Il lampione sulla Linea Gustav

Posted on Lug 27, 2020

Ortona, dicembre 1944. Dopo quattro giorni di furiosi combattimenti le truppe alleate entrano in città, ridotta ormai a un cumulo di macerie. La località abruzzese è posta all’estremo confine orientale della Linea Gustav, fortificazione difensiva voluta da Hitler che taglia in due l’Italia partendo dalla foce del Garigliano, sul Tirreno, fino all’Adriatico, con termine proprio ad Ortona. A nord dello sbarramento si trova il territorio in mano ai nazi-fascisti, mentre a sud quello occupato dagli Alleati. L’ordine impartito dallo stesso Führer “la fortezza di Ortona deve essere difesa fino all’ultimo uomo” è tassativo, a prova dell’importanza strategica del luogo. La sua conquista, infatti, aprirebbe agli Alleati la strada per Pescara e Avezzano, e da lì per Roma. Sulla città si abbattono più di un milione di proiettili di artiglieria. Sfondata la linea difensiva i soldati canadesi si riversano in città ingaggiando un scontro col nemico casa per casa. Il bilancio finale, che porta alla liberazione di Ortona, è drammatico: 800 caduti tedeschi, 1300 civili, 1400 canadesi.

Un’immagine di quelle giornate è immortalata su una cartolina storica conservata nell’Archivio della Fondazione Neri. Alcuni fanti del 22° reggimento Seaforth Highlanders avanzano per le vie distrutte del centro; alla loro sinistra, tra un cannone e un carro armato, è ben riconoscibile la porzione inferiore della colonna di un lampione impiegato per l’illuminazione pubblica. Non si tratta di un pezzo qualsiasi, bensì di quello che sopravvive di una delle tipologie più interessanti, e in assoluto più eleganti, di tutta la produzione ottocentesca italiana.

Dicembre 1944, i soldati canadesi entrano ad Ortona. Al centro si riconosce parte del candelabro storico

Dicembre 1944, i soldati canadesi entrano ad Ortona. Al centro si riconosce parte del candelabro storico

Il palo, funzionante originariamente a gas, è stato pensato per reggere due o più mensole con relativi corpi illuminanti. Si compone di due sole parti: la base e una colonna-stelo, quest’ultima realizzata in un’unica fusione di squisita fattura. La colonna è completamente rivestita da una variegata decorazione vegetale, con una successione ininterrotta di foglie d’acanto, di quercia e di vite: le foglie d’acanto, subito al di sopra dell base, hanno l’estremità che accenna a piegarsi verso l’alto, mentre assai più ripiegate verso il basso si mostrano le foglie di palma che appaiono come un fiore che sta per sbocciare. Essendo le foglie ripiegate fuse insieme alla colonna, e non applicate successivamente, il manufatto risulta essere una vera opera d’arte fusoria sia per le difficoltà di realizzazione che per il risultato estetico.
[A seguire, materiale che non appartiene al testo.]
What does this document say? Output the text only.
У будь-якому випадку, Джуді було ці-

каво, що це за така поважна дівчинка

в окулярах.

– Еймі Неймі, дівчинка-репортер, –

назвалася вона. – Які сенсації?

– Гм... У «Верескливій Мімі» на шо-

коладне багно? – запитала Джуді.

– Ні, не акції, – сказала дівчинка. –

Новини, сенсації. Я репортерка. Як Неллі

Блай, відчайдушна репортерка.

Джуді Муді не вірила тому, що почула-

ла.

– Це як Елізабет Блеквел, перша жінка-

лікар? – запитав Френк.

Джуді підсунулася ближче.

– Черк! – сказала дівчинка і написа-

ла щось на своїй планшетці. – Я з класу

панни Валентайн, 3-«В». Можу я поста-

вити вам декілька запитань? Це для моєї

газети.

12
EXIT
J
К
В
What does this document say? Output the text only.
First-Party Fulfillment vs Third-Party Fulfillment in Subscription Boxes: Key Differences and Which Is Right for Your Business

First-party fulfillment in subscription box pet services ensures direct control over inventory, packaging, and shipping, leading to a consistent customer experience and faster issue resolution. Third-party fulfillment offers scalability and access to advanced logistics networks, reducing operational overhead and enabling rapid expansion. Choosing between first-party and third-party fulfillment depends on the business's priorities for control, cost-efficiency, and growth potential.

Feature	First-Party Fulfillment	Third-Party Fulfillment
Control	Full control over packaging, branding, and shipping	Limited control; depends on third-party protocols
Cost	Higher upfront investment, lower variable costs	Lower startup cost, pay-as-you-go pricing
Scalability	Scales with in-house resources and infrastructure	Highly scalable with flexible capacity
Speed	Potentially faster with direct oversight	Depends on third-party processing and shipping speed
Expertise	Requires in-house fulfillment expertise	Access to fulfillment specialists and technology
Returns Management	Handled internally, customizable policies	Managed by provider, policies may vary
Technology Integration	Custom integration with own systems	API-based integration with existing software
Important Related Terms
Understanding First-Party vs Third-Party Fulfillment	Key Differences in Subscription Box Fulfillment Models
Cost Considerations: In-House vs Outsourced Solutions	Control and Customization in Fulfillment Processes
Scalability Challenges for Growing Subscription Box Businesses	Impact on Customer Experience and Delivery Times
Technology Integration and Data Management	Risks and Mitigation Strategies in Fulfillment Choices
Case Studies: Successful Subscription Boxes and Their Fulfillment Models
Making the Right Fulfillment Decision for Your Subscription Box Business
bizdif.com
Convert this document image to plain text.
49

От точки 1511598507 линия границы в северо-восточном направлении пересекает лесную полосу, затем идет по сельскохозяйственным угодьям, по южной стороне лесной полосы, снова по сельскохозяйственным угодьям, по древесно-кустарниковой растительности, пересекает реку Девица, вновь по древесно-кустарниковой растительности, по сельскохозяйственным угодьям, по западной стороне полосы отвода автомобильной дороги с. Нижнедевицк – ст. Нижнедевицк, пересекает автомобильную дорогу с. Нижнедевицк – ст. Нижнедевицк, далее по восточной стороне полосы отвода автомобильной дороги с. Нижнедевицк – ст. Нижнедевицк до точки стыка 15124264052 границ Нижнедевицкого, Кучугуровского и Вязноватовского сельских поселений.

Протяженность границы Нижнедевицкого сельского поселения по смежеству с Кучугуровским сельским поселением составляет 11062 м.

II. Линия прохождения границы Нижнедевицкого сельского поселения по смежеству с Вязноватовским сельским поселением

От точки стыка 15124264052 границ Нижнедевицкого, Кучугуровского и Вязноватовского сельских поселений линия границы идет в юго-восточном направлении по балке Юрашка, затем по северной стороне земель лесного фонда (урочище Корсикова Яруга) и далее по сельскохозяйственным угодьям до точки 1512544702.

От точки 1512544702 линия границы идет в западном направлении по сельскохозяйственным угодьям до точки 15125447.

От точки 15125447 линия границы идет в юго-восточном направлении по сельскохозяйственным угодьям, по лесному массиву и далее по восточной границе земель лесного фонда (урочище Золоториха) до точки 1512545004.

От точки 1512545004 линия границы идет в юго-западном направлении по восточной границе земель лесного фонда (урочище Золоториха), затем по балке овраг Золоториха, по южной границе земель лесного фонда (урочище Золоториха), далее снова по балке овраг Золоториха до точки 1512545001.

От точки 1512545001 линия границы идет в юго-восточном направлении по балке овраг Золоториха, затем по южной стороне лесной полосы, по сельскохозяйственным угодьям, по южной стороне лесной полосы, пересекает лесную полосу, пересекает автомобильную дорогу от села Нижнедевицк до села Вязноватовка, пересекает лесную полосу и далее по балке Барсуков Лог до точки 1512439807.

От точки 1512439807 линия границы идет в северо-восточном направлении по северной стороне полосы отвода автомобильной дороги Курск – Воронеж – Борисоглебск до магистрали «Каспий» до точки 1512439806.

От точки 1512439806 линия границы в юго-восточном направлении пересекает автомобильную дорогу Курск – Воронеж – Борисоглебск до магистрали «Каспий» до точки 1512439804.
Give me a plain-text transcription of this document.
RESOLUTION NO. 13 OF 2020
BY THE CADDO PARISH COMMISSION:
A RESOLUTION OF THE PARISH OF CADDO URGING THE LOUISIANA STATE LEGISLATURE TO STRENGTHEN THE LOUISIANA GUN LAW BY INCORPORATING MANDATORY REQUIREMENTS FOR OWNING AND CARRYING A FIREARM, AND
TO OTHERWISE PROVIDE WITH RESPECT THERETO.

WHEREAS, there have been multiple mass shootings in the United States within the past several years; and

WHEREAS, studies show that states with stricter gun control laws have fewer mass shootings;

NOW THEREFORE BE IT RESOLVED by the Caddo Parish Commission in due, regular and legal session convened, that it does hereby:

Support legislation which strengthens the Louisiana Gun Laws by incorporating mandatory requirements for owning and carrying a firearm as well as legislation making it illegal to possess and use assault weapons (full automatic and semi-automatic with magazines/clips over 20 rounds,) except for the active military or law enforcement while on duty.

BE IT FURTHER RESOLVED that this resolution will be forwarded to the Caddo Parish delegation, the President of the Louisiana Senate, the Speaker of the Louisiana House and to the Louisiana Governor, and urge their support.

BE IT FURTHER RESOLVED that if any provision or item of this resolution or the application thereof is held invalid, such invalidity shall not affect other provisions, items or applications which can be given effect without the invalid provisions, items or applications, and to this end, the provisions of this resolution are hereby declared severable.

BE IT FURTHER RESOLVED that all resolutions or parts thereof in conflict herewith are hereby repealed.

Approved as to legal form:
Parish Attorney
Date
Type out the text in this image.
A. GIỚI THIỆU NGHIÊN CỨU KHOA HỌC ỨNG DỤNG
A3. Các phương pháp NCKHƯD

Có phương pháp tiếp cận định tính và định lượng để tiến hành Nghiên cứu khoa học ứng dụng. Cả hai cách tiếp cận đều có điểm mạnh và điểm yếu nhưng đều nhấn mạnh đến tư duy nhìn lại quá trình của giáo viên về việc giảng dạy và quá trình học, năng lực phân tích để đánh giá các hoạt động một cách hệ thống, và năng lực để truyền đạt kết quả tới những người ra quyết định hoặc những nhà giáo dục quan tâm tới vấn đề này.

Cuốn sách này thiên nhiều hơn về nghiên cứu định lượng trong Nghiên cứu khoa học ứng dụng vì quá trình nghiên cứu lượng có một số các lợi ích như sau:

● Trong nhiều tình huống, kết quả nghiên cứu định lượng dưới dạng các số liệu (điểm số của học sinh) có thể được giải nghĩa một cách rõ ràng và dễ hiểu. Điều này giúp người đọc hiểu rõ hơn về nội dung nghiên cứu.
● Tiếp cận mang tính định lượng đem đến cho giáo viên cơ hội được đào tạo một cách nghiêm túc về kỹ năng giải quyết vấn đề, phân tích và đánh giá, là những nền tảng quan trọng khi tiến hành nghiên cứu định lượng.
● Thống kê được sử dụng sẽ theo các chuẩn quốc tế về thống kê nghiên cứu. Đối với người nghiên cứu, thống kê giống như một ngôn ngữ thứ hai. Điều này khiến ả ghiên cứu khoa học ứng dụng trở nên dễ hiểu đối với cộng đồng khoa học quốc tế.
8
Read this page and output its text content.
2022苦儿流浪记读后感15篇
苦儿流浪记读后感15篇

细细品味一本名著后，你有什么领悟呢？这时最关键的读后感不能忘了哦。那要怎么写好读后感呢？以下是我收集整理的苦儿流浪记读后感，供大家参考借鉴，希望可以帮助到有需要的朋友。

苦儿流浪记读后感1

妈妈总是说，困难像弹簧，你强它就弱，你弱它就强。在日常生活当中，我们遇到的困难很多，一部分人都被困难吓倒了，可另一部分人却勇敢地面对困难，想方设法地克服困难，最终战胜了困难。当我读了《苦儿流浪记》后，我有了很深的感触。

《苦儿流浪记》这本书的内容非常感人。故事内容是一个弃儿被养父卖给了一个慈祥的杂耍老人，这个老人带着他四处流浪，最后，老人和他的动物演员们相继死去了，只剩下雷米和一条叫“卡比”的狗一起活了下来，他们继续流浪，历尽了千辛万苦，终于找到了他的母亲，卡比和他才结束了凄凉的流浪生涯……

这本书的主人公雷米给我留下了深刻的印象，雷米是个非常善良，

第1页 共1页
Esemplari identici sono stati da noi documentati in altri centri, tutti dislocati nel centro-sud della Penisola. Tra questi Palermo (in origine collocati in varie zone della città come il Foro Italico, Porta Felice, Porta Nuova, davanti all’ingresso di Villa Giulia), Acireale, Catania, Napoli e Avellino. Alcuni riportano sulla base la data 1856 a testimoniare come la loro produzione risalga, addirittura, all’epoca preunitaria.